Trump, Pompeo ve Pentagon ile geri plândaki Netenyahu İran’ın iddia ettikleri kadar vahim bir güvenlik tehdidi oluşturduğuna gerçekten inanıyorlarsa, PKK-YPG’yi “stratejik müttefik” olarak benimsenmesinin kendilerine ciddi bir yarar sağlamadığını, Türkiye’nin bölgenin en güçlü ordusuna sahip kilit ülke konumunda bulunduğunu anlarlar. Bunu yapmayıp yanlışta ısrar etmeleri durumunda ABD-Türkiye ilişkilerinde yeni krizler yaşanması kaçınılmaz hale gelecektir.

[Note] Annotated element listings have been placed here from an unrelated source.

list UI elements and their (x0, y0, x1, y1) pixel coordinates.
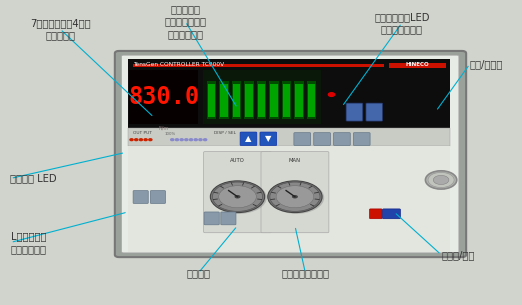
Bar (295, 84, 303, 117)
FancyBboxPatch shape (133, 191, 148, 203)
FancyBboxPatch shape (240, 132, 257, 145)
Circle shape (270, 182, 320, 211)
Bar (245, 84, 253, 117)
Bar (282, 81, 291, 119)
FancyBboxPatch shape (383, 209, 400, 219)
Bar (244, 81, 254, 119)
FancyBboxPatch shape (366, 103, 383, 121)
Bar (203, 70, 321, 124)
Bar (233, 84, 240, 117)
Circle shape (219, 186, 256, 208)
Text: MAN: MAN (289, 158, 301, 163)
Circle shape (171, 139, 174, 141)
FancyBboxPatch shape (204, 152, 271, 233)
Bar (307, 81, 316, 119)
FancyBboxPatch shape (353, 133, 370, 145)
Circle shape (328, 93, 335, 96)
Text: 动作状态显示LED
开始，自动，停: 动作状态显示LED 开始，自动，停 (374, 12, 430, 34)
FancyBboxPatch shape (122, 55, 459, 253)
Circle shape (144, 139, 147, 141)
Text: HINECO: HINECO (406, 62, 430, 66)
FancyBboxPatch shape (346, 103, 363, 121)
Text: ▲: ▲ (245, 134, 252, 143)
FancyBboxPatch shape (370, 209, 382, 219)
Circle shape (433, 175, 449, 185)
Bar (308, 84, 315, 117)
Text: L液晶显示器
切换、变更键: L液晶显示器 切换、变更键 (10, 231, 46, 254)
Circle shape (268, 181, 322, 213)
FancyBboxPatch shape (221, 212, 236, 225)
Circle shape (212, 182, 263, 211)
Bar (128, 128, 450, 146)
FancyBboxPatch shape (150, 191, 165, 203)
Circle shape (139, 139, 143, 141)
FancyBboxPatch shape (260, 132, 277, 145)
Text: TensGen CONTROLLER TC900V: TensGen CONTROLLER TC900V (133, 62, 224, 66)
Circle shape (425, 171, 457, 189)
Circle shape (204, 139, 207, 141)
Circle shape (189, 139, 193, 141)
Bar (270, 84, 278, 117)
Bar (294, 81, 304, 119)
Bar (257, 81, 266, 119)
Circle shape (135, 139, 138, 141)
Text: OUT PUT: OUT PUT (133, 131, 152, 135)
Circle shape (149, 139, 152, 141)
Bar (208, 84, 215, 117)
Text: 7段码显示器（4位）
显示总张力: 7段码显示器（4位） 显示总张力 (30, 18, 90, 40)
Text: 输出显示 LED: 输出显示 LED (10, 174, 57, 183)
Circle shape (211, 181, 267, 214)
Circle shape (175, 139, 179, 141)
Circle shape (130, 139, 133, 141)
Text: ▼: ▼ (265, 134, 271, 143)
FancyBboxPatch shape (115, 51, 466, 257)
Bar (207, 81, 216, 119)
Bar (219, 81, 229, 119)
Circle shape (276, 186, 314, 208)
FancyBboxPatch shape (314, 133, 330, 145)
FancyBboxPatch shape (334, 133, 350, 145)
Bar (220, 84, 228, 117)
Circle shape (292, 195, 298, 199)
Text: 自动/手动键: 自动/手动键 (470, 59, 503, 69)
Text: 手动（输出）设置: 手动（输出）设置 (281, 268, 329, 278)
Bar (283, 84, 290, 117)
Text: 100%: 100% (164, 131, 176, 136)
Bar (269, 81, 279, 119)
FancyBboxPatch shape (261, 152, 329, 233)
Text: N/m: N/m (159, 125, 169, 130)
Circle shape (234, 195, 241, 199)
Bar (129, 70, 198, 124)
Bar (258, 84, 265, 117)
Circle shape (210, 181, 265, 213)
Circle shape (185, 139, 188, 141)
Bar (133, 64, 384, 67)
Circle shape (428, 172, 454, 188)
FancyBboxPatch shape (204, 212, 219, 225)
Text: 液晶显示器
张力设置、输出
显示各种参数: 液晶显示器 张力设置、输出 显示各种参数 (164, 4, 206, 39)
Bar (389, 63, 446, 68)
Text: AUTO: AUTO (230, 158, 245, 163)
Bar (128, 59, 450, 128)
Text: DISP / SEL: DISP / SEL (214, 131, 236, 135)
Circle shape (194, 139, 197, 141)
Text: 830.0: 830.0 (128, 84, 199, 109)
Bar (128, 146, 450, 252)
FancyBboxPatch shape (294, 133, 311, 145)
Circle shape (199, 139, 202, 141)
Bar (232, 81, 241, 119)
Text: 张力设定: 张力设定 (186, 268, 210, 278)
Text: 输出开/关键: 输出开/关键 (441, 250, 474, 260)
Circle shape (269, 181, 324, 214)
Circle shape (180, 139, 183, 141)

Türkiye, Zeytin Dalı operasyonuyla askeri gücünü, savaşma kabiliyetini herkese ispatlamış olduğundan, diplomatik alanda görüşme masalarında artık daha güçlü bir pozisyona sahiptir. Verilen sözlerin yerine getirilmesi, oyalayıcı manevralardan kaçınılması konusundaki taleplerini daha da yüksek sesle gündemde tutacaktır. Ancak bu avantajın iyi kullanılması, olabildiğince rasyonel ve gerçekçi politikalar yürütülmesi, Büyük Ortadoğu politikaları ve emperyalizmin yeni versiyonlarına karşı uyanık olunması, teyakkuzda durulması gerekiyor. Türkiye’nin bekası ve milli varlığımızın, ülke bütünlüğümüzün korunması, son derece değişken, kaygan ve güvenlik riski taşıyan uluslararası ortamın iyi okunmasına, sağlam istihbarata dayalı değerlendirilmeler yapılmasına, yerinde ve zamanında stratejik kararlar alınıp uygulanmasına bağlıdır.